Where you wisely see a term related to a pathogenic process, the average person will know that “behaviors” are what “behavioral scientists” study. The preponderance of use skews the meaning, even if the intentions for coining the term were otherwise. And that seems unscientific at least, and for our population perhaps harmful. Someone curious about the term may turn first to Wikipedia, where it says:
“Sickness behavior is a coordinated set of adaptive behavioral changes that develop in ill individuals during the course of an infection. They usually (but not necessarily) accompany fever and aid survival. Such illness responses include lethargy, depression, anxiety, loss of appetite, sleepiness, hyperalgesia, reduction in grooming and failure to concentrate. Sickness behavior is a motivational state that reorganizes the organism’s priorities to cope with infectious pathogens. It has been suggested as relevant to understanding depression, and some aspects of the suffering that occurs in cancer.”
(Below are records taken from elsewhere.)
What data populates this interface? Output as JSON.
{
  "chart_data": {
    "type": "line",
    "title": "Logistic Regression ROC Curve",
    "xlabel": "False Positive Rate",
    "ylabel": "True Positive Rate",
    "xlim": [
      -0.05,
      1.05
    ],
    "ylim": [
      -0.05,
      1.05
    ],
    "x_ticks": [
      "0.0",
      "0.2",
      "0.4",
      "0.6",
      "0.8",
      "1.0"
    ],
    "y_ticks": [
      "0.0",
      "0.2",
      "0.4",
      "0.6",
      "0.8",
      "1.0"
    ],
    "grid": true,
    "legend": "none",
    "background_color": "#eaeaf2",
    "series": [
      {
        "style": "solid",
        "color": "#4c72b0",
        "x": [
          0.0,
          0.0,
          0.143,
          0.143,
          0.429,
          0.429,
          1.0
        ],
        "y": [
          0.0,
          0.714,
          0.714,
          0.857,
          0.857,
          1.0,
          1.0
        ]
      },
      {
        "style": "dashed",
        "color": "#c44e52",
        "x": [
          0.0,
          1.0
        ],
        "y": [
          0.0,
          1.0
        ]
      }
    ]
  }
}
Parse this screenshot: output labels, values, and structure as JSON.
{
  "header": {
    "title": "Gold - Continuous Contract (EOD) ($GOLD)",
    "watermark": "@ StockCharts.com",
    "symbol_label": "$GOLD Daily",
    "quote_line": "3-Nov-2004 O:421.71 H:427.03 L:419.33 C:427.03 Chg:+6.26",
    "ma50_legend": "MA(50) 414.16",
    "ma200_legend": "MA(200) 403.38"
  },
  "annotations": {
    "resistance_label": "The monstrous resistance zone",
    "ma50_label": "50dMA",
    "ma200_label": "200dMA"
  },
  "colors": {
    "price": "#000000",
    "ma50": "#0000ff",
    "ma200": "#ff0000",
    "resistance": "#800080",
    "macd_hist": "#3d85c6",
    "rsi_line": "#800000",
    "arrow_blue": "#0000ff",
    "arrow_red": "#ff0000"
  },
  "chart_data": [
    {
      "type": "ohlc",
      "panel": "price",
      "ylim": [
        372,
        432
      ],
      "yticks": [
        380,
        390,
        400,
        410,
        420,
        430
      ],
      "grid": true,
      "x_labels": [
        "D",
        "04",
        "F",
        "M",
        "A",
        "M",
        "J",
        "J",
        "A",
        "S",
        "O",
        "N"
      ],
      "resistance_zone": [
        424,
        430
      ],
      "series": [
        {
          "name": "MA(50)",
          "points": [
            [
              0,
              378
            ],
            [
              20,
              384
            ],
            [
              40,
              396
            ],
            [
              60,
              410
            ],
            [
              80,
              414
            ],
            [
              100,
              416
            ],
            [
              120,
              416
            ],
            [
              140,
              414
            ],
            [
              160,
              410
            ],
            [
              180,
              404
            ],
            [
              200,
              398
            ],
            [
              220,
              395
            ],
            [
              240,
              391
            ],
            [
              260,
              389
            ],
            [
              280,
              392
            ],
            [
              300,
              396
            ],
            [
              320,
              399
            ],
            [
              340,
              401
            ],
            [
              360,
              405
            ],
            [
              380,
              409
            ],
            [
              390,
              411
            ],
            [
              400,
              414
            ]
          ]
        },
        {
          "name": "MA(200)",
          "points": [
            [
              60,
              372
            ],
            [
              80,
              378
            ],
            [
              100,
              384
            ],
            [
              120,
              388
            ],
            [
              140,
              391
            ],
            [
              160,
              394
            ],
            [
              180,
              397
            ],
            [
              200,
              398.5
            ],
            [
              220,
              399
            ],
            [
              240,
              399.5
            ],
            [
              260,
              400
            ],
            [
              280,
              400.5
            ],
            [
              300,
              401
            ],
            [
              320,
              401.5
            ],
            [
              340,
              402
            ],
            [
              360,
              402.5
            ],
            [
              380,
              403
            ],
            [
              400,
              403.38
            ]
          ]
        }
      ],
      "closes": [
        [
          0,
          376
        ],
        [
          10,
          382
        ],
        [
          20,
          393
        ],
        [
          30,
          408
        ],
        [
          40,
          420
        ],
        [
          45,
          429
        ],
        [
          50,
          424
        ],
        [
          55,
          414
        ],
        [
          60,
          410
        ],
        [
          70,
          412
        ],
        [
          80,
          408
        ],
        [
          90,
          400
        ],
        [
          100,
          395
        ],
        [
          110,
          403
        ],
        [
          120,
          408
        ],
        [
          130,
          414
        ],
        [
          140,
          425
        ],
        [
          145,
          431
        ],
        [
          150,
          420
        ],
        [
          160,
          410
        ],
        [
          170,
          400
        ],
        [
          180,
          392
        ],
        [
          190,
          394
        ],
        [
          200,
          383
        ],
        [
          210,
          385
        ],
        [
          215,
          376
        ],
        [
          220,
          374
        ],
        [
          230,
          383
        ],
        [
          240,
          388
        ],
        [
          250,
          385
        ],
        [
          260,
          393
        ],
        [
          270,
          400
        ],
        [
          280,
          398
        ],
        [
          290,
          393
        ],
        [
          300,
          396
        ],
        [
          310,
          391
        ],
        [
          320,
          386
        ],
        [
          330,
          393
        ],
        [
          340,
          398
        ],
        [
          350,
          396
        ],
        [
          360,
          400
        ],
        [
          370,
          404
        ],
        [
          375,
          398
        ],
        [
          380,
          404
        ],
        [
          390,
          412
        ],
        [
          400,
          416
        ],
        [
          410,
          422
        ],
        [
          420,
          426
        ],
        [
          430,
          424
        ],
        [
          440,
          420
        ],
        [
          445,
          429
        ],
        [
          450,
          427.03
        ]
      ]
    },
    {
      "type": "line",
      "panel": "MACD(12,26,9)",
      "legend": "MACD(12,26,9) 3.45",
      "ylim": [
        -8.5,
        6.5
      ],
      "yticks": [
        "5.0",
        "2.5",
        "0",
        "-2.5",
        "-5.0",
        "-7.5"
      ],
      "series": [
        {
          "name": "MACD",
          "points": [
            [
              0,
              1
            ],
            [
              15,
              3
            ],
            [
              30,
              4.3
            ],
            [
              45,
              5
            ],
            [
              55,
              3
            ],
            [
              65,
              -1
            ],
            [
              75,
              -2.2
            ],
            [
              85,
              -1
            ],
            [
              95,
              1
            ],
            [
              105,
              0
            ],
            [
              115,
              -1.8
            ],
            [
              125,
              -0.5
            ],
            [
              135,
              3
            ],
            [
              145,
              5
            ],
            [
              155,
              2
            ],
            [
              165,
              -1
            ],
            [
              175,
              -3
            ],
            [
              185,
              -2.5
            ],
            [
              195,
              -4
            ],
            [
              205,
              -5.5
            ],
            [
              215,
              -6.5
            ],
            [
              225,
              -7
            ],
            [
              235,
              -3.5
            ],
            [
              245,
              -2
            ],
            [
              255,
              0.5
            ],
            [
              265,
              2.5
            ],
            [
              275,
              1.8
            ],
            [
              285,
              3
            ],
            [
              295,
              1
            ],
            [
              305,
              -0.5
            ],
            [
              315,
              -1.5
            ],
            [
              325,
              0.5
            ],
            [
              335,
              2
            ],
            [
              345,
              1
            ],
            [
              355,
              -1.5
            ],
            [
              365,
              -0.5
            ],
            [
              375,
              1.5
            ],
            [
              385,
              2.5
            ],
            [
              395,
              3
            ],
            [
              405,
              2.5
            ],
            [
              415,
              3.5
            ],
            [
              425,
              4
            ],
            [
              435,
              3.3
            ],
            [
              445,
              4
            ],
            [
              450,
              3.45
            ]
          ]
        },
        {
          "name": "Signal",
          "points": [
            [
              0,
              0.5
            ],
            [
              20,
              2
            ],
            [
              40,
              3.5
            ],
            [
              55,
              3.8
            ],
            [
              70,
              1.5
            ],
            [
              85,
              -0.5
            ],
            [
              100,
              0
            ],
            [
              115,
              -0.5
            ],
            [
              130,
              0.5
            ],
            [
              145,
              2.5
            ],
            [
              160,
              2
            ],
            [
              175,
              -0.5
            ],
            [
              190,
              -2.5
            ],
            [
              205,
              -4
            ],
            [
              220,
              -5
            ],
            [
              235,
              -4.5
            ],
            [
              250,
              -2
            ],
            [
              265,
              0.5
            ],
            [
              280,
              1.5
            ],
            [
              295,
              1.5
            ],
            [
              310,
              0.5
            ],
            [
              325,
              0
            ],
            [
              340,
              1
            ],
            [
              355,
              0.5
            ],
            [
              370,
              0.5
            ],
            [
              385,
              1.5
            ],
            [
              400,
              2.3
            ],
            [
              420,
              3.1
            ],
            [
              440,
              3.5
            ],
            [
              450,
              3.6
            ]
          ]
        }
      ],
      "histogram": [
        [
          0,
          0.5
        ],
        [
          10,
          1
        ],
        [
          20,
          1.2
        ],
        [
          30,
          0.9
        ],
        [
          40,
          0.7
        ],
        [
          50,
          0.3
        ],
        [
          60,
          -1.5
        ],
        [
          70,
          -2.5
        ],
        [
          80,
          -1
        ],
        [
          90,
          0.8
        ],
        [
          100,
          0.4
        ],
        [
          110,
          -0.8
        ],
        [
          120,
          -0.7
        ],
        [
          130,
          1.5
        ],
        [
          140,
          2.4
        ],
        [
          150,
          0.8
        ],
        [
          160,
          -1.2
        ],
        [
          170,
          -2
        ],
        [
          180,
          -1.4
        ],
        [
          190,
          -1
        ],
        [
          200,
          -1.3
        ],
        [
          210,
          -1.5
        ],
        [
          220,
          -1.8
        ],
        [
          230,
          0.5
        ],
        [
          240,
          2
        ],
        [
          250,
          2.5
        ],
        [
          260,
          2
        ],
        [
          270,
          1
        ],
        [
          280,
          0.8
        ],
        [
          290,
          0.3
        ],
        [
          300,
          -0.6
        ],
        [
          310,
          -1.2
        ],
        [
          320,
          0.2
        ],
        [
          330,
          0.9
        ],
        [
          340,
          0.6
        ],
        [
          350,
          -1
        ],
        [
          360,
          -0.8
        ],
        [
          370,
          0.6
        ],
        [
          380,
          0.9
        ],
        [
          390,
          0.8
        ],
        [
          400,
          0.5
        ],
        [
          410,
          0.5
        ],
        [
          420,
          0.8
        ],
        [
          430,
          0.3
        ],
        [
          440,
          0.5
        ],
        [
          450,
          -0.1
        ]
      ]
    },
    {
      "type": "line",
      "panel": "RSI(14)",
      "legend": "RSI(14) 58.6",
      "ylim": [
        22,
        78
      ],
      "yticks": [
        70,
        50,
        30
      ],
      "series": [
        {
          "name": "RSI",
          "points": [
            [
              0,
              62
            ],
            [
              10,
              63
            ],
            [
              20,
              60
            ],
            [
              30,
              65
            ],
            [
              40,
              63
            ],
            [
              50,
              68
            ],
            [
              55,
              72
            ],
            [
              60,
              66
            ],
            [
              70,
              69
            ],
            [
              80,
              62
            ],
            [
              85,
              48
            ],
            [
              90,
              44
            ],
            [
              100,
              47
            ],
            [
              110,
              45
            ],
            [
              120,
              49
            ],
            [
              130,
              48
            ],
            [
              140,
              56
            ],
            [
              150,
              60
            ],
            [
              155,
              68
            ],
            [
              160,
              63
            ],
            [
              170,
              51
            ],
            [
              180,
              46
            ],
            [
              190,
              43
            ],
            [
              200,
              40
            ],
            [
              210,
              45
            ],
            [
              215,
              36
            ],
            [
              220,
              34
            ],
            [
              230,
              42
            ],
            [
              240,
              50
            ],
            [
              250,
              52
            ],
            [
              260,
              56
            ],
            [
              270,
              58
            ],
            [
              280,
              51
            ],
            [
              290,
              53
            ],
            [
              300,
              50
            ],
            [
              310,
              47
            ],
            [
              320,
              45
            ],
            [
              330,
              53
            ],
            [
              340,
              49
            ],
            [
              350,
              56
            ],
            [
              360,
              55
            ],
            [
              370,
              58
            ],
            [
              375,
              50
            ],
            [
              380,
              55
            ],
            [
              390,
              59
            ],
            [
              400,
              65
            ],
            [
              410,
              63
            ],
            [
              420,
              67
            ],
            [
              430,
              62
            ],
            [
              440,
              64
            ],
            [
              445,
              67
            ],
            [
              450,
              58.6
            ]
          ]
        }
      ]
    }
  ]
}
“Motivational state” links to:
“Motivation is a theoretical construct used to explain behavior. It represents the reasons for people’s actions, desires, and needs. Motivation can also be defined as one’s direction to behavior or what causes a person to want to repeat a behavior and vice versa. A motive is what prompts the person to act in a certain way or at least develop an inclination for specific behavior. For example, when someone eats food to satisfy the need of hunger, or when a student does his/her work in school because he/she wants a good grade. Both show a similar connection between what we do and why we do it. According to Maehr and Meyer, “Motivation is a word that is part of the popular culture as few other psychological concepts are”. ”
“Sickness behavior” does not have to be the term used to describe this concept. The idea of “reasons for people’s actions” suggests that we can “reason” them, and that’s where I think we have SYMPTOMS rather than behavior; we can’t reason with our symptoms as much as most of us have tried! Using the word “behavior” muddies the waters rather than clarifying them–not unlike the word “stress” which can refer to exercising to exhaustion at Pacific Fatigue Lab or the mental state of feeling pressure from an outside source, a response that can be conditioned as well as reconditioned through therapy.
Cort, I am so very grateful that you see the strengths in so many approaches, and I depend on you for that. I take no issue with your analysis of the study, yet maybe this discussion puts into words an unease that others feel when they this term and wonder if we have to embrace it. Our narrative makes a difference in the trajectory of our story. Language matters.
Well, I must take some of my own medicine! Language does matter–and today I see that when I wrote yesterday my language was angry, blaming, and polarizing. You don’t need that energy slung your way. Please accept my apologies and gratitude rather than animosity. We’re on the same team!
I also agree that “sickness behavior” isn’t justified for our group. The implication is wrong. With all due respect, of course!
Hello Cort, sorry my english is not so good but can you tell me what blood test I need to find if I have this problem. I was diagnosed EM in 1999. Know I cannot work anymore. A had HHV-6, Einpstein-Barr, Cytomegalovirus, my IGA are high and many more infections.
Thank you for your help
It sounds like you had some good tests Marie-Josee…I think you need to find a really good doctor (??).
What kind of specialist do you recommend?